ELECTIONS

Vying to Succeed Mack in Trenton, Candidates Attempt to Taint Opponents

By David Cruz
Correspondent

One of the enduring images of New Jersey’s capital city is that of an embattled Mayor Tony Mack, convicted of corruption dating to the earliest days of his administration, forced to resign in disgrace. Job one for the next mayor is to replace that image with something, anything else, because even here, where residents are kind of used to corrupt politicians, enough, they say, is enough.

“What I want to know about these mayors is who’s going to help us restore the ethics?” asked Barbara Nock outside a coffee shop on State Street.
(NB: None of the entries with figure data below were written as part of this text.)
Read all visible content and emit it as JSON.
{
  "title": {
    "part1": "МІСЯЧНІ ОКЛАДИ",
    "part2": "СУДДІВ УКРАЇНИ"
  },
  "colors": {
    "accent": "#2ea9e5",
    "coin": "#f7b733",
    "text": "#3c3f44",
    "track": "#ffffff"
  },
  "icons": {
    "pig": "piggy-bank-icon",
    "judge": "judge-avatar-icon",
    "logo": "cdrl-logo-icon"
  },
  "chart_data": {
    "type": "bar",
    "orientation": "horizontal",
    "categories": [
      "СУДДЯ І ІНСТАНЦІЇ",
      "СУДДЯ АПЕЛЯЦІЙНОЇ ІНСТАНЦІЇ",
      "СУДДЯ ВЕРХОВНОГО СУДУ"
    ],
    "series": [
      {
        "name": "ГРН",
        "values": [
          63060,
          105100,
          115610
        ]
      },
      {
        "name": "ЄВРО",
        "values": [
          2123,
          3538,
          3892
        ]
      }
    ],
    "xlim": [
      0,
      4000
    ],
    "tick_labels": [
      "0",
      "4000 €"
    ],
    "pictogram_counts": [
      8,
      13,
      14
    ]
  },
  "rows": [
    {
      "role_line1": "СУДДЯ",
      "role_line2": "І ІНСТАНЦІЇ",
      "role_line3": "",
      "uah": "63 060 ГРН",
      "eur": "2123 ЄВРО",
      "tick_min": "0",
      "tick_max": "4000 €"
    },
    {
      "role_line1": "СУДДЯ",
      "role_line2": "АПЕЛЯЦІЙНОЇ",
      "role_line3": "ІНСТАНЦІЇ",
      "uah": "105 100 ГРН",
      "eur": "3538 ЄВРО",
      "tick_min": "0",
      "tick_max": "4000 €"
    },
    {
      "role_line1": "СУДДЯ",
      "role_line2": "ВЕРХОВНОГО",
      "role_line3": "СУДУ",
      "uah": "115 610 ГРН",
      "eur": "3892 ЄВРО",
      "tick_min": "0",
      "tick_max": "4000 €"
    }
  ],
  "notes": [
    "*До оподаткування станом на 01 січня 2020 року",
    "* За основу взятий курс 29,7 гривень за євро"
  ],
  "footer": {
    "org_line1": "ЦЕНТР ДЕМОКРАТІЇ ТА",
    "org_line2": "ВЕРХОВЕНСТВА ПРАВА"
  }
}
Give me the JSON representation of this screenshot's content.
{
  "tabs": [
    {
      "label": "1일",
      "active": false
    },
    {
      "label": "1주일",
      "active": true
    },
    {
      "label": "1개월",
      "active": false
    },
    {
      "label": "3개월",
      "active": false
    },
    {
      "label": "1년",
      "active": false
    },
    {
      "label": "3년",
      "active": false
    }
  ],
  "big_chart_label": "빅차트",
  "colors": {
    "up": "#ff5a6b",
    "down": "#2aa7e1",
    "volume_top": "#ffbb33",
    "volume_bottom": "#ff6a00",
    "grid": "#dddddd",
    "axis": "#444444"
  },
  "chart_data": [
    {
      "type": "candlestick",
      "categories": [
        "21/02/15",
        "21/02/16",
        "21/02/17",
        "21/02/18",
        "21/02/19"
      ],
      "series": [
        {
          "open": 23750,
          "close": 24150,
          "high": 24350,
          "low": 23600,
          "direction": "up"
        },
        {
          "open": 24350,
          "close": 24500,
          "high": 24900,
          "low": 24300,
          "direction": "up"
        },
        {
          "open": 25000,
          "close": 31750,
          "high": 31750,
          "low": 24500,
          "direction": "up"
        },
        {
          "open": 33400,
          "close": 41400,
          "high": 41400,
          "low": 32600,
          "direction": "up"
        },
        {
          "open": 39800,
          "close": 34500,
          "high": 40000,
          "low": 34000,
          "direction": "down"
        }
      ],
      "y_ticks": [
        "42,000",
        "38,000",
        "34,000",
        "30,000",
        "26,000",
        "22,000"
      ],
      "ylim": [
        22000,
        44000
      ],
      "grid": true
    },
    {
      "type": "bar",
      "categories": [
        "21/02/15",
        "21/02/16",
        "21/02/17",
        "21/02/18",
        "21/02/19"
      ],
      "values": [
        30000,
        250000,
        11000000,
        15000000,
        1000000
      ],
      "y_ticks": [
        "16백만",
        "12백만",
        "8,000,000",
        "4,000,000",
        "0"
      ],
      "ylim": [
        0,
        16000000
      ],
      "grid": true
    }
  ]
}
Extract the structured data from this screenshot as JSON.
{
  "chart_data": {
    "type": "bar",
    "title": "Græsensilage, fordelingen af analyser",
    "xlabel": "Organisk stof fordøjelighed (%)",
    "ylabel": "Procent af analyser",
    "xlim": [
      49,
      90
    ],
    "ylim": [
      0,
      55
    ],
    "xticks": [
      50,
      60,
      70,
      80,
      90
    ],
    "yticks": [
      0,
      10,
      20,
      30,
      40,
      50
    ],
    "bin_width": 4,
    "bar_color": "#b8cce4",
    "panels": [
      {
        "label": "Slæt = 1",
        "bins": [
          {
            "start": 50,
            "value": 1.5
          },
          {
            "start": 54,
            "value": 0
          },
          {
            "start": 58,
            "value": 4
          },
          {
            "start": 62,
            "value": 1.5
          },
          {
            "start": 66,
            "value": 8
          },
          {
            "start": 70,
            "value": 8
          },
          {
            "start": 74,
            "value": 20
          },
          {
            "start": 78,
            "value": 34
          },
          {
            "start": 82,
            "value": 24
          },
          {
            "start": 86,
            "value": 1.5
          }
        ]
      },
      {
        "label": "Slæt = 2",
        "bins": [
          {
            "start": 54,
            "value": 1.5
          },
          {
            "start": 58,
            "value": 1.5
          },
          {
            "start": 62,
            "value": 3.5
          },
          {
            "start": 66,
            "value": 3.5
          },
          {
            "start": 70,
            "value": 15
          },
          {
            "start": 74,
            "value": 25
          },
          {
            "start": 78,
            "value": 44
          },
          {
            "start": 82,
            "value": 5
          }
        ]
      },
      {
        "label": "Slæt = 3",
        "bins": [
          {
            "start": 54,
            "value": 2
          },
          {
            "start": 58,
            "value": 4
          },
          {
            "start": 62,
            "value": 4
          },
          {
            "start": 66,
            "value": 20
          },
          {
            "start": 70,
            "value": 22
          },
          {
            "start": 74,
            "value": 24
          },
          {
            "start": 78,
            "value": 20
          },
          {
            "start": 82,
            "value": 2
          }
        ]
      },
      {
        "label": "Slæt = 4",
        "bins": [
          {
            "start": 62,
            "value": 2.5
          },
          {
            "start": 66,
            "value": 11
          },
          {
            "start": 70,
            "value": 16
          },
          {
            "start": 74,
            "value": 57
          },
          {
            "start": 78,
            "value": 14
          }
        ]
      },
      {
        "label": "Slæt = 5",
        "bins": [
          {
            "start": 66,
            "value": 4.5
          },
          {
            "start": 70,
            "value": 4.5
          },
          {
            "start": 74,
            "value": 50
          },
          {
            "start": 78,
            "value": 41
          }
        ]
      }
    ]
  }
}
Six people have stepped up to run and today, the frontrunners were throwing and ducking jabs. Eric Jackson, who most see as leading the race, is a former DPW director and ran the water department under Tony Mack. One of his opponents, Jim Golden, a former public safety director under a previous administration, tried to tie Jackson to the Mack days but found his own record questioned by reporters.

“Did Eric Jackson support Tony Mack in the runoff for mayor in 2010? Yes! Did Eric Jackson hold a job in under the Tony Mack administration? Yes! It’s factual,” declared Golden. But when a reporter pointed out that the violent crime rate rose while Golden was police director, Golden got defensive. “It did not rise to the degree that has been spun by my opponents,” he snapped.

Jackson responded by saying that those who connect him to Mack are attempting to distract from talking about real issues, like crime. There’s too much of it. And jobs, there are too few of them.

“I didn’t believe in the value sets the former administration had,” he said. “I didn’t have anything to do with the issues that they had. People who know Eric Jackson know my character, which I stand on,” he said.

Walker Worthy Jr. is the deputy county clerk and the choice of the county political apparatus. He has led the charge against Jackson, highlighting Jackson’s personal financial difficulties, including a bankruptcy, suggesting that those — and Jackson’s support of Mack — equal business as usual.

“I have watched as many others have as corruption just goes through City Hall,” he said. “Without good government and without cleaning the corruption, we cannot move forward in Trenton.”

Trentonian columnist L.A. Parker says this six-person race has boiled down to who can make it into a runoff. “The real goal is to finish second and then talk to other people see if they’ll join your bandwagon but Eric’s leading and that’s why people are attacking Eric Jackson. Walker Worthy attacks Eric Jackson. Jim Golden attacks Eric Jackson,” he said.

There is plenty to be down about in this city. The problems of crime and economic insecurity are deep rooted, but when you talk to enough people you get a genuine sense of hopefulness, that things might someday actually get better. Now all they need is a mayor who can justify their optimism.